Songs, stories, and tunes from the Celtic world have a way of holding both joy and melancholy together in the same piece of music. It might be through a contract of words and melody, through a turn of phrase that may be taken more ways than one, or through a haunting pattern of notes. Whatever way this happens, it’s music that encourages and invites a listener to come in and explore the story.
That sort of thing works especially well when it comes to love songs, an idea which is taken well into account in both song choices and song sequence in the two disc set A Stor Mo Chroi, a recording which comprises thirty tracks from a range of artists from Ireland, Scotland, and Canada.
If your acquaintance with Celtic music is a passing one, you’ll still have heard of several of the artists involved. Sinead O’Connor, for example: she offers a passionate rendition of Anachie Gordon, a traditional tale of lovers whose lives and love were star crossed in so many ways. On a happier note, Sharon Shannon provides ever lively and creative instrumental partnership to Steve Earle’s vocals on The Galway Girl. Eddi Reader joins up with Alan Kelly for a haunting contemporary song of friendship and change, I Hung My Harp Upon the Willow. If you’ve seen Riverdance, you may well have seen Niamh Ni Charra play her fiddle and concertina– she’s here too, with Cailleach an Airgid.

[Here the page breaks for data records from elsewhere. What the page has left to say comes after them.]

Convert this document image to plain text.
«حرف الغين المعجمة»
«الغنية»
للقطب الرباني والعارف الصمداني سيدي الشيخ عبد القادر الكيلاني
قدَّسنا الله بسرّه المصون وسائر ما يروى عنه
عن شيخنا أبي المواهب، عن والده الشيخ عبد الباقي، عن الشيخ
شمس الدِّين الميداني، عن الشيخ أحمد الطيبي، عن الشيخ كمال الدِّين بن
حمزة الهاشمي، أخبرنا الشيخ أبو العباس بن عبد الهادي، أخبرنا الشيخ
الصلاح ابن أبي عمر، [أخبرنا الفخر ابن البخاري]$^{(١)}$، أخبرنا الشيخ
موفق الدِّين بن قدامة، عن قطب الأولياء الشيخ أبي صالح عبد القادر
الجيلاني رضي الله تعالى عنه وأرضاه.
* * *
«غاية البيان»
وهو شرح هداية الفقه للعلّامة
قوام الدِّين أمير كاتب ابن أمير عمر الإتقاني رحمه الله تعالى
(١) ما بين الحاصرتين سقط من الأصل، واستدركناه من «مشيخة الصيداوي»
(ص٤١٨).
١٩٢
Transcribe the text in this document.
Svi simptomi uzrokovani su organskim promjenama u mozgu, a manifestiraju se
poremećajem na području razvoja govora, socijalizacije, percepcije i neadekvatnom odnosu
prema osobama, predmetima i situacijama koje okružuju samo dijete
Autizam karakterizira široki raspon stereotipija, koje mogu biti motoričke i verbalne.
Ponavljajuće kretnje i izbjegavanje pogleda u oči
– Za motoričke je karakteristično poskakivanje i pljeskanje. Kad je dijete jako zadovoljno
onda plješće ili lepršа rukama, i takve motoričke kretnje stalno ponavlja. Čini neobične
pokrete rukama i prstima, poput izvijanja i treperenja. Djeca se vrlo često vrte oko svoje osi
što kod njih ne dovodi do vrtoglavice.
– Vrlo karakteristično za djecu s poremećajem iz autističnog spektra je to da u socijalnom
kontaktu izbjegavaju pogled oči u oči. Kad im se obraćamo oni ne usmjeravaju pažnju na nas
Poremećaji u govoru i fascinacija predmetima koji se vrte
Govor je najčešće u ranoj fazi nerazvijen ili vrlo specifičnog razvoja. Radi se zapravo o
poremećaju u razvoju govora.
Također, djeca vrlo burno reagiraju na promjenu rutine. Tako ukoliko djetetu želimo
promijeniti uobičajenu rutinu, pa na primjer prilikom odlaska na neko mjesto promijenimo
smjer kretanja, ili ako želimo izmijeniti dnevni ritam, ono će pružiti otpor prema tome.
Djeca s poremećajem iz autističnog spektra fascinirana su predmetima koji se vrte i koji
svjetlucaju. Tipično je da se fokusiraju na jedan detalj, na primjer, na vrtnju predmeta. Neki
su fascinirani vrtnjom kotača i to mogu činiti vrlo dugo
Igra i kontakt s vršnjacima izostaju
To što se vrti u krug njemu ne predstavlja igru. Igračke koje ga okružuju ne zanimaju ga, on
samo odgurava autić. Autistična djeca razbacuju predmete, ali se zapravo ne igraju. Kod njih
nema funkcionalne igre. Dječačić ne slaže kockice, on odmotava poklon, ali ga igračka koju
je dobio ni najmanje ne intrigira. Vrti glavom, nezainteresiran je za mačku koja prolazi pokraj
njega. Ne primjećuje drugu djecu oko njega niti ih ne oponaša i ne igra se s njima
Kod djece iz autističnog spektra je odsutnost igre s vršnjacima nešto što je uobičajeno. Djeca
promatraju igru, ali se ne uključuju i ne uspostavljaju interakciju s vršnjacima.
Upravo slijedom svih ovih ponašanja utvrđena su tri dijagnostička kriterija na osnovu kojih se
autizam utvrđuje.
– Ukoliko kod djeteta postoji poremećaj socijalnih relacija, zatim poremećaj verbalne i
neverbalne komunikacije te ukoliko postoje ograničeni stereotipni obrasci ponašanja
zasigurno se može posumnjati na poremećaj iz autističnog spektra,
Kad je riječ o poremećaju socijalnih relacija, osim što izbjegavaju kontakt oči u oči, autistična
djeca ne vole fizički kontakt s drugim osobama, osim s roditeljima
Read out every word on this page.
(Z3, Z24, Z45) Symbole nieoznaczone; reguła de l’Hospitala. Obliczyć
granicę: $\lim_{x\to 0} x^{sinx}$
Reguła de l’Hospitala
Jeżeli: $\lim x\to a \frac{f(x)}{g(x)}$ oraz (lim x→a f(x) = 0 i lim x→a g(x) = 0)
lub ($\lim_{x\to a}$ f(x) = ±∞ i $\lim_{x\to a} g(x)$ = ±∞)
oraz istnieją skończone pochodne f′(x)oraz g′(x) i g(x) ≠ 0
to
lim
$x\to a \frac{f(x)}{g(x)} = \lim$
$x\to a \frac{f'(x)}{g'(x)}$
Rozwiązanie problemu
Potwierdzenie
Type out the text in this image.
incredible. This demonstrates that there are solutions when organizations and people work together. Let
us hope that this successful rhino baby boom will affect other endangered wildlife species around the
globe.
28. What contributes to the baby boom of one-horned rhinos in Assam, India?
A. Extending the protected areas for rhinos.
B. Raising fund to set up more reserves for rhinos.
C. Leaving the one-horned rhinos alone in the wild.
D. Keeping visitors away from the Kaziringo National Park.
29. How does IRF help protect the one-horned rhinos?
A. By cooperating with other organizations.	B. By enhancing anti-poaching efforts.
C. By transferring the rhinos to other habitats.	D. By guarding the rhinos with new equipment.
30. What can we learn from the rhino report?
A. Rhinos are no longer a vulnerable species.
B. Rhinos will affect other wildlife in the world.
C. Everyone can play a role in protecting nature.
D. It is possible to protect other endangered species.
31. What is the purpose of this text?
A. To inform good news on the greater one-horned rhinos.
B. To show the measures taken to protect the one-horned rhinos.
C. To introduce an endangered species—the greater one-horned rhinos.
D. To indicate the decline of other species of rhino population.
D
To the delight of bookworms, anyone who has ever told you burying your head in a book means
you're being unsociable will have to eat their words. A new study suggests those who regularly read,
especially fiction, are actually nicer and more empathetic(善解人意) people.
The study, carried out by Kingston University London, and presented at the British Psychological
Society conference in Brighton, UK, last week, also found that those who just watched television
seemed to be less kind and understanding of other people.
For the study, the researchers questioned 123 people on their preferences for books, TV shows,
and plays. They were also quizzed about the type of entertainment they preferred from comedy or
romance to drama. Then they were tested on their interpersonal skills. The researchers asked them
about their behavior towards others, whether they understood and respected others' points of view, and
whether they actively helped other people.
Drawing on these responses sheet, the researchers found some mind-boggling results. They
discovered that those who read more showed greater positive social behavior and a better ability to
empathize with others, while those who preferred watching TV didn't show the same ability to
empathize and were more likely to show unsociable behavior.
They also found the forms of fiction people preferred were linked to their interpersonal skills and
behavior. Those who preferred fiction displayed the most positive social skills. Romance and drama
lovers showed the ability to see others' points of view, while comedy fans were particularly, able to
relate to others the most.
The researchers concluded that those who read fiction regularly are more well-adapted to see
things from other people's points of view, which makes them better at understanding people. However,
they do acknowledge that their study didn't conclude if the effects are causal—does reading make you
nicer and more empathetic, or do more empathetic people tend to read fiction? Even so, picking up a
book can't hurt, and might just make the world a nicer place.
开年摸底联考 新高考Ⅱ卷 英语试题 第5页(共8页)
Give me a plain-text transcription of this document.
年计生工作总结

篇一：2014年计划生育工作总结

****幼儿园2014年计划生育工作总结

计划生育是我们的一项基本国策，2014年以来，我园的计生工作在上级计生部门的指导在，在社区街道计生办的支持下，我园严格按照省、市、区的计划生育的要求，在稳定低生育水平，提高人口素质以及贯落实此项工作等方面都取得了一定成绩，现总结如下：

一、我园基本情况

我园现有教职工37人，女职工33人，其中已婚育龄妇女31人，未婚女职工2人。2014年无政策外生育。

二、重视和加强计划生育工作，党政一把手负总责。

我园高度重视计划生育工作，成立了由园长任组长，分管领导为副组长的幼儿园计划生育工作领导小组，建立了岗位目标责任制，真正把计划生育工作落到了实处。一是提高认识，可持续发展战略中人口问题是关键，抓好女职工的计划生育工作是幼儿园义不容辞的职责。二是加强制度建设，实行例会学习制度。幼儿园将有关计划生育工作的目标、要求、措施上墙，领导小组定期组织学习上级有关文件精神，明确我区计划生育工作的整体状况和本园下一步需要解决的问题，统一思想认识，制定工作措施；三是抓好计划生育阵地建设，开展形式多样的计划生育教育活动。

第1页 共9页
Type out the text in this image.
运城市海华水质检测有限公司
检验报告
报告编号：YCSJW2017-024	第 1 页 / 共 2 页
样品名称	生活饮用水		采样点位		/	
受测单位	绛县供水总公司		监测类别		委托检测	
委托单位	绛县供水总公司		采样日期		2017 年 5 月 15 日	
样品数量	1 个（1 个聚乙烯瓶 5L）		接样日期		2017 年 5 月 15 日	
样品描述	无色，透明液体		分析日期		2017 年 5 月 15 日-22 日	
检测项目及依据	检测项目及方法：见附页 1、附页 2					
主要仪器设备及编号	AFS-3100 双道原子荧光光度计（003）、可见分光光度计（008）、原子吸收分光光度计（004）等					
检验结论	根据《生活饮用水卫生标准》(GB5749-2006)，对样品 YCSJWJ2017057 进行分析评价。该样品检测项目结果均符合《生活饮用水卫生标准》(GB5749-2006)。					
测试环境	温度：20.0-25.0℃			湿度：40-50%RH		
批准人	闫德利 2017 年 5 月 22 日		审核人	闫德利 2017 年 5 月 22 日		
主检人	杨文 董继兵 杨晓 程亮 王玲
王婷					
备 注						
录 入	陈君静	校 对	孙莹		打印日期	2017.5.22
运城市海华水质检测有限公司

There are all sorts of resonances through the songs, too, both in melody and lyric. John Doyle and Karan Casey’s False Lover John speaks to a different tale of love gone wrong told by the band Grada in Pretty Polly. Lumiere’s graceful harmonies illuminate the familiar admonition to take care in love in Fair and Tender Ladies, which stands well along side the grit and resignation of what happens when things don’t work out as planned in John Spillane’s When You and I Were True, and with the different sort of parting and reunion Loreena McKennitt talks of in She Moved Through the Fair. There’s quite a bit more, with music from Luke Kelly, T With the Maggies, Muireann Nic Amhlaoibh, and Solas among others.
About that title: mo chroí (that’s said kree) means my heart, in Irish. A Stor Mo Chroí may mean thing, treasure, value, part, of my heart, and is sometimes used as a bit of flowery shortcut for dear or darling. Romantic enough, and what with Valentine’s Day on the horizon. it might be the right the soundtrack for your listening just now.